Z=(treatment metric value−metric population mean)/population standard deviationZ=(treatment metric value−metric population mean)/population standard deviation
The combined robust Z score (Z*) was generated for each replicate from the median Z score of the four metrics. Z* scores were plotted, and IPSE treatments compared to medium-alone blank control using one-way ANOVA with Holm–Sidak’s multiple comparisons test, P ≤ 0.05 was considered to be statistically significant.

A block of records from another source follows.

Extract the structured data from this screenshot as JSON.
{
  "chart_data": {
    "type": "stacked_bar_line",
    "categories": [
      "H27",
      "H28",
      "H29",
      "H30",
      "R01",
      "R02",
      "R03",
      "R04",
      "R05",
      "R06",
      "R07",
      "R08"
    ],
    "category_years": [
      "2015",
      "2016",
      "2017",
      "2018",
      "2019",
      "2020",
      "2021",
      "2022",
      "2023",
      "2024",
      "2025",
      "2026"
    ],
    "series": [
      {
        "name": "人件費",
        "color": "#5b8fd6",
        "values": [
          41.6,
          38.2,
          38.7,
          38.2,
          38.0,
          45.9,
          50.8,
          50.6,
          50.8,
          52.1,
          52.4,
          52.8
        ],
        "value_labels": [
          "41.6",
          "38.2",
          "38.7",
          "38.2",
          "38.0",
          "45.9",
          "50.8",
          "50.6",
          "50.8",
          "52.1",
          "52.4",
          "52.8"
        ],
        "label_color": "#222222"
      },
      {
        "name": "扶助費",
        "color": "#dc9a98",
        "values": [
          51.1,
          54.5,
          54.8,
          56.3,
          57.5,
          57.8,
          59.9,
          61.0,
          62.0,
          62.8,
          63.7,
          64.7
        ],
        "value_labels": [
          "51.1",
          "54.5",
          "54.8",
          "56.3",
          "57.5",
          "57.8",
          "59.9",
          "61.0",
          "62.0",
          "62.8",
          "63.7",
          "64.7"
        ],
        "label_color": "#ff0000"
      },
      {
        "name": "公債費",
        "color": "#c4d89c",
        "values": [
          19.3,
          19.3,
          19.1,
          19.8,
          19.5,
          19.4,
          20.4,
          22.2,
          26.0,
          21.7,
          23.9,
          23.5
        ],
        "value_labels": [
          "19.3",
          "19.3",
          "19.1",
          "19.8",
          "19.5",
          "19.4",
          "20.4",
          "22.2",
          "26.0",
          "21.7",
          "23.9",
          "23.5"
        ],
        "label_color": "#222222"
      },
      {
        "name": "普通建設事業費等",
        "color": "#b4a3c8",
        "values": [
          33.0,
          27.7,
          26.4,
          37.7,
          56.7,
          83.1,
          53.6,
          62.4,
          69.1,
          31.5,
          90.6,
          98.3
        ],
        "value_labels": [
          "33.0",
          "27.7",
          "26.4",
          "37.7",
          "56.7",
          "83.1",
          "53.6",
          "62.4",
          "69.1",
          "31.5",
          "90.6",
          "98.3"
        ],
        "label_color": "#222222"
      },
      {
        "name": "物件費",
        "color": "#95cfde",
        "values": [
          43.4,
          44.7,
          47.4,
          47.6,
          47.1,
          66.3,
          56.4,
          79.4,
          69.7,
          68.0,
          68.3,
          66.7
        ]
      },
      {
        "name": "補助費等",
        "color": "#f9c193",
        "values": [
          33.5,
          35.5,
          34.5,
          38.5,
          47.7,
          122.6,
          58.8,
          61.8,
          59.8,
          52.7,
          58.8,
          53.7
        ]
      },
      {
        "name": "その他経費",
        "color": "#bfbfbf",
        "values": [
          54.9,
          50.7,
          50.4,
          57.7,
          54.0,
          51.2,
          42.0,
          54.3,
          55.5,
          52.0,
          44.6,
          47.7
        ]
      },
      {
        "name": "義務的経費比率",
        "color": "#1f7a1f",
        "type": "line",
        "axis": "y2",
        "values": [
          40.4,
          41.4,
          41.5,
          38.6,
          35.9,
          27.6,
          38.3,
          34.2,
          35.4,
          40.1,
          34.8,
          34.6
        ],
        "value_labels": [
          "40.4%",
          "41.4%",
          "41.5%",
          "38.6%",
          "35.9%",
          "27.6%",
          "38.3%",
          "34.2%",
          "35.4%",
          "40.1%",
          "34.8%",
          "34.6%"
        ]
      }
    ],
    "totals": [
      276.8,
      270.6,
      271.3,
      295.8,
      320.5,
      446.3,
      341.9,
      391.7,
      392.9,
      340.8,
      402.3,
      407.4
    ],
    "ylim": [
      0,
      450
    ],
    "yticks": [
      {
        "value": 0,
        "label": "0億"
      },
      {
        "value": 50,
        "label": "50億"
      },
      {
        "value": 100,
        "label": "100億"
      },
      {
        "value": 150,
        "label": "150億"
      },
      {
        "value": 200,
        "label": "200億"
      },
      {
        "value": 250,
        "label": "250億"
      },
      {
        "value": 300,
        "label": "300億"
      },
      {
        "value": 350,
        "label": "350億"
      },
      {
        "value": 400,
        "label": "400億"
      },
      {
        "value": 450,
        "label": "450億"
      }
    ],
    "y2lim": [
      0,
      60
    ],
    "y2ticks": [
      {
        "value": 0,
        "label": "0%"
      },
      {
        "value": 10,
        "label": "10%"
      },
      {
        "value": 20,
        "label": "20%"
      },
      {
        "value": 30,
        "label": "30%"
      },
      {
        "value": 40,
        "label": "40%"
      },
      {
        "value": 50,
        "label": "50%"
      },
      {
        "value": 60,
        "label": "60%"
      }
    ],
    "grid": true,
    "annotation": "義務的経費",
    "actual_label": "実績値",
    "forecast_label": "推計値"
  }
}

Cell cycle analyses and CFSE assay
The human bladder epithelium (urothelium) cell line HCV-29 was grown in T-75 tissue culture flasks in complete DMEM media (Gibco) under 5% CO2 at 37°C. For cell cycle assays, 1x105 urothelial cells were co-incubated with IPSE. Following 48 hours of culture, the cells were fixed and stained with propidium iodide for cell cycle analysis. For CFSE assays to assess cell proliferation, cells were stained with the CFSE dye prior to stimulation with IPSE and cultured for 48 hours. The CFSE dye was evaluated post-culture by flow cytometry using the FITC channel. The intensity of CFSE dye, which halves with each cell cycle, was used to track the generations of urothelial cells.
Endocytosis assays
HCV-29 human derived urothelial cells [see (22)] were grown in MEM (Thermo Fisher Scientific, Waltham, MA) with 10% fetal bovine serum (Sigma-Aldrich, St. Louis, MO). For internalization assays, floating cells and adherent cells (released via 0.12% trypsin (Sigma-Aldrich, St. Louis, MO) without EDTA) were washed in fresh medium, and aliquoted into 24 well plates at 200,000 cells/mL in 1 mL. The cells were incubated with Alexa 488-labeled H03 at 1 μg/mL (H03 was conjugated to Alexa 488 using a kit from Thermofisher Scientific, Waltham, MA) for 16 hours at 37° C. Cells were released via 0.12% trypsin without EDTA and washed 3 times with PBS (Sigma-Aldrich, St. Louis, MO). 0.4% trypan blue (Thermofisher Scientific, Waltham, MA) was added to the cells (1:4) to quench extracellular Alexa 488 signal. The cells were analyzed by flow cytometry (Beckman Coulter, CytoFLEX) to isolate the intracellular Alexa 488 signal. Data were analyzed using FlowJo and GraphPad.
Statistical analysis
Statistical analyses were performed using GraphPad software. Except where noted otherwise, the Mann-Whitney U test and Student’s t test were used to evaluate statistical significance for nonparametrically and parametrically distributed data, respectively. P values of <0.05 were defined as significant.